Blizzard Announces a Port for Diablo Immortal

Shortly after the announcement of the terribly received mobile game “Diablo Immortal”, Activision/Blizzard devised a plan to port the game to expand its potential player base and bandage the deep wounds they’ve been inflicted by the fans on April Fools day of this year. In an interview with Wyatt Cheng, supposed Game Designer for Blizzard, his confidence that “The port of the new entry to the Diablo canon will feature everything fans loved from the previous entries”, and that “Nobody should be alarmed, as the game really has been made from scratch this time”. He insisted a lot on that last point.

Diablo Immortal on mobile systems.

 

The new mobile game was rumored to be a reskin of one of NetEase’s many cash grab asset flipping games, despite Activision/Blizzard being a triple A publisher, who have time and time again shown the gaming industry how to properly advertise and release a game.

Yesterday, 3 days after the initial announcement of Diablo Immortal, Wyatt announced the port of the upcoming game by pulling back the curtains, revealing a huge statue of a demon, presumably Diablo, dominating the stage.

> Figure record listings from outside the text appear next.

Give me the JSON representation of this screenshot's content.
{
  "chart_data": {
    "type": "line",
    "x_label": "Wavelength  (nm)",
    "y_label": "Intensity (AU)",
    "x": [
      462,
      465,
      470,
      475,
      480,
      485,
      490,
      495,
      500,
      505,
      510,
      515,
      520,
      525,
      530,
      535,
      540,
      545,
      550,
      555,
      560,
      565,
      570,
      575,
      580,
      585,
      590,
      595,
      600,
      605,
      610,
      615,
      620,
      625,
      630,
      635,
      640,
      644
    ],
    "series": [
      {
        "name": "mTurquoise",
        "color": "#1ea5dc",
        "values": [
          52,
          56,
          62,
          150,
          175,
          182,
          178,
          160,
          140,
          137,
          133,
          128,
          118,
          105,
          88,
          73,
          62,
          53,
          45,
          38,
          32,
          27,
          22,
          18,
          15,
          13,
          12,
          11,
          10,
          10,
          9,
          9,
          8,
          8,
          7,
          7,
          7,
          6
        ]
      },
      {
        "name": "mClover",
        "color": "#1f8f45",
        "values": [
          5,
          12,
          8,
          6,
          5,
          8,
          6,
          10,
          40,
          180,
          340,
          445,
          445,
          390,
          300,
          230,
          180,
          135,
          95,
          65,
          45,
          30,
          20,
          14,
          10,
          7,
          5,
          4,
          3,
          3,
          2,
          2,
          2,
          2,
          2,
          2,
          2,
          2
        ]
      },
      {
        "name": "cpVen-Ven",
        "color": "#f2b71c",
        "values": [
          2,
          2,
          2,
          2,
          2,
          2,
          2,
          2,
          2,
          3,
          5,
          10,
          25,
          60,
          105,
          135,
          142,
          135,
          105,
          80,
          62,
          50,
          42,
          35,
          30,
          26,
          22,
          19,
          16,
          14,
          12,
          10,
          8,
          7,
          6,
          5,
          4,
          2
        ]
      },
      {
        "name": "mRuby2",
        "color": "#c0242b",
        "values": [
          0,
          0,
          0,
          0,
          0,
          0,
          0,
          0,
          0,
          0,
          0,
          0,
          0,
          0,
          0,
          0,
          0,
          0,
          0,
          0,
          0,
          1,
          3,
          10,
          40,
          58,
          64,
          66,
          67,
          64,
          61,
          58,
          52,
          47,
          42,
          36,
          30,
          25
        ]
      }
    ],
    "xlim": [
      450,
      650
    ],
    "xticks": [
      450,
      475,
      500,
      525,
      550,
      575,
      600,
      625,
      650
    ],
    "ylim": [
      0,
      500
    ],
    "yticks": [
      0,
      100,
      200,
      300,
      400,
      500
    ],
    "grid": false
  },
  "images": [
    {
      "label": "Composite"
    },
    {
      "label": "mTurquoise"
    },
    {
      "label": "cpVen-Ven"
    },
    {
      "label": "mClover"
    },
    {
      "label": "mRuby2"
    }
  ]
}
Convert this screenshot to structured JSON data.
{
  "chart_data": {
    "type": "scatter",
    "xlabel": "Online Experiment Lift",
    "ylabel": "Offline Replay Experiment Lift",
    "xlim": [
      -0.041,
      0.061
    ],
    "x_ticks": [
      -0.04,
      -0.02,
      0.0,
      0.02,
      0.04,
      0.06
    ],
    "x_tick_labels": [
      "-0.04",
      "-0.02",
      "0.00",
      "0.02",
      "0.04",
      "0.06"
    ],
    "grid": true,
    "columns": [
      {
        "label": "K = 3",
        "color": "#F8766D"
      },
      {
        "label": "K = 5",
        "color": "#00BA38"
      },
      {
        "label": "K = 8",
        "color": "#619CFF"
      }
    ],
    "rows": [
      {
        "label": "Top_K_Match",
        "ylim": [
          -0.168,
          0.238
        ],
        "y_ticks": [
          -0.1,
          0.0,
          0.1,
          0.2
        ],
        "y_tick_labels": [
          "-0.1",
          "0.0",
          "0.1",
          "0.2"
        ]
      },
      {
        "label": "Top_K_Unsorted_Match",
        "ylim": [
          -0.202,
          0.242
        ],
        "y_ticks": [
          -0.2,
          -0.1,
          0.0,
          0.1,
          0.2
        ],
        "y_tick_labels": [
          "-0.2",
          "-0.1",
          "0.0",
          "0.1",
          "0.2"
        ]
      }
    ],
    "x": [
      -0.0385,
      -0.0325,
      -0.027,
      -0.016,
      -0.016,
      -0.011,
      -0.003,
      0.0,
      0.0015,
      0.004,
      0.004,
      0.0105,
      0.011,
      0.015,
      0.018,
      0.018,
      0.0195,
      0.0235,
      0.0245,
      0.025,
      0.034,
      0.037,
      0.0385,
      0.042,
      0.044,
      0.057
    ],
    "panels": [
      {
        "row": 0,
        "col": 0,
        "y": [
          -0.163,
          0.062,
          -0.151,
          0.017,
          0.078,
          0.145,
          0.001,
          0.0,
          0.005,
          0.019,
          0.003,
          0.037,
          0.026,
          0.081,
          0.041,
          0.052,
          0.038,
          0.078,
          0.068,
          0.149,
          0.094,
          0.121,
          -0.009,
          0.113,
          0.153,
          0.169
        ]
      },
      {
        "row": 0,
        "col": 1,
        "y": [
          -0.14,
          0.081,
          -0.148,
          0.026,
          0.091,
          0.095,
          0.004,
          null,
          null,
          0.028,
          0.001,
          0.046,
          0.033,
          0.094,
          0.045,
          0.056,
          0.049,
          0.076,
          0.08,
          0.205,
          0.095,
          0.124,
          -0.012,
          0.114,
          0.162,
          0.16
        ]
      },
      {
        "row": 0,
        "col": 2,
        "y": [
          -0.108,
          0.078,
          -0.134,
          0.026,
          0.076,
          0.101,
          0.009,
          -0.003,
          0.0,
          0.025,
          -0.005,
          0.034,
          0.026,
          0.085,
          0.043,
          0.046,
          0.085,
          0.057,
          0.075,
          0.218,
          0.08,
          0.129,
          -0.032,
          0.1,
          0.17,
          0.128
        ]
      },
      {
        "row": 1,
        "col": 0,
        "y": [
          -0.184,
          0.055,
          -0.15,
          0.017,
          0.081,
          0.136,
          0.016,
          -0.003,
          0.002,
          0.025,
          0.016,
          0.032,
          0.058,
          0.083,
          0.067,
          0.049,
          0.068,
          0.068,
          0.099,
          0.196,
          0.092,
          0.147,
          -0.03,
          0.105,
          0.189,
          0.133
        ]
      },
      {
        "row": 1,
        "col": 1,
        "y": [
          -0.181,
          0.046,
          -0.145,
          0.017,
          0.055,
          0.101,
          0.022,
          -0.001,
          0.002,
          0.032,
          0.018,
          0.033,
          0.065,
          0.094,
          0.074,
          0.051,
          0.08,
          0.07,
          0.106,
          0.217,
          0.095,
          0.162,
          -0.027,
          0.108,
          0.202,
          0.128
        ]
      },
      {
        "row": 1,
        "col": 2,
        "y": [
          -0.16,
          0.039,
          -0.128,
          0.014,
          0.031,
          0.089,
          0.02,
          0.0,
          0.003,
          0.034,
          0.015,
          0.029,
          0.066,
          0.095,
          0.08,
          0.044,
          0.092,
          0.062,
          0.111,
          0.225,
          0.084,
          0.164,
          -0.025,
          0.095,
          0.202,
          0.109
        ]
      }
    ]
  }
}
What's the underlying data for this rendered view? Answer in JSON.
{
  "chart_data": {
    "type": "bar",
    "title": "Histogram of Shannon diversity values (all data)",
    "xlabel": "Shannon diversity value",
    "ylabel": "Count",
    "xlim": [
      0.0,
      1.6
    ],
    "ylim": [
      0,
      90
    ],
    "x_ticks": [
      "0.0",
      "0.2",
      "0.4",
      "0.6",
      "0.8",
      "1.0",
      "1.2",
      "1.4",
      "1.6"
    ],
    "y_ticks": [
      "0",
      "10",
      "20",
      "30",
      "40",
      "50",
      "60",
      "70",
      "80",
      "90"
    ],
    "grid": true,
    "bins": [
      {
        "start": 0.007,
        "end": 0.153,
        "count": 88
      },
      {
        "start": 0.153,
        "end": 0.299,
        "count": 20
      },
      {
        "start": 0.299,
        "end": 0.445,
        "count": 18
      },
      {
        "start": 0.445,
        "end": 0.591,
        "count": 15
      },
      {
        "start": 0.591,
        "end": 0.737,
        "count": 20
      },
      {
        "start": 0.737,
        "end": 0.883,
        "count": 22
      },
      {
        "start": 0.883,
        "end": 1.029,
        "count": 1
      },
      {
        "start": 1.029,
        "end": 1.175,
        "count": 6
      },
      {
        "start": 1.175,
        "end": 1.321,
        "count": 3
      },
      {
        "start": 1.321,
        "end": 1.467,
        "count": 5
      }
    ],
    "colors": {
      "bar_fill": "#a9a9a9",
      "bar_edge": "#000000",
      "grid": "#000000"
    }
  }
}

Except it wasn’t a statue of the iconic character: it was Diablo himself, walking forward and decimating the front seats of the theater. Various monsters were then spotted outside of the building where the announcement was made, terrorizing citizens around the city as they spread out. Wyatt shouted to the stage, trying to out-scream the wails of terror and pain, that Diablo Immortal was ported to Planet Earth, a first in the video gaming scene.

 

Outside the theater, moments after the port was announced and released.

 

It didn’t take long before Diablo fans on Twitter analyzed the situation. Hours after the announcement of the game, they called out on Blizzard for making the port of Diablo Immortal a reskin of Christianity’s version of “Apocalypse”, a Pay to Win game where your chances to enter the rankings (called “Heaven”) were increased by buying secondary currency (named “Faith”) via microtransactions, and that the monsters were just demons from hell with cardboard suits, making them look like Diablo monsters. Diablo himself looked a bit more like Thanos, although the devs proclaim that it is an intentional creative decision inspired by Disney.

Wyatt quickly responded to his accusators’ claims: “Don’t you gamers have a life?”. Unlike when the mobile version got revealed, he did not get booed, probably because everyone in the theater was occupied with not dying at that moment.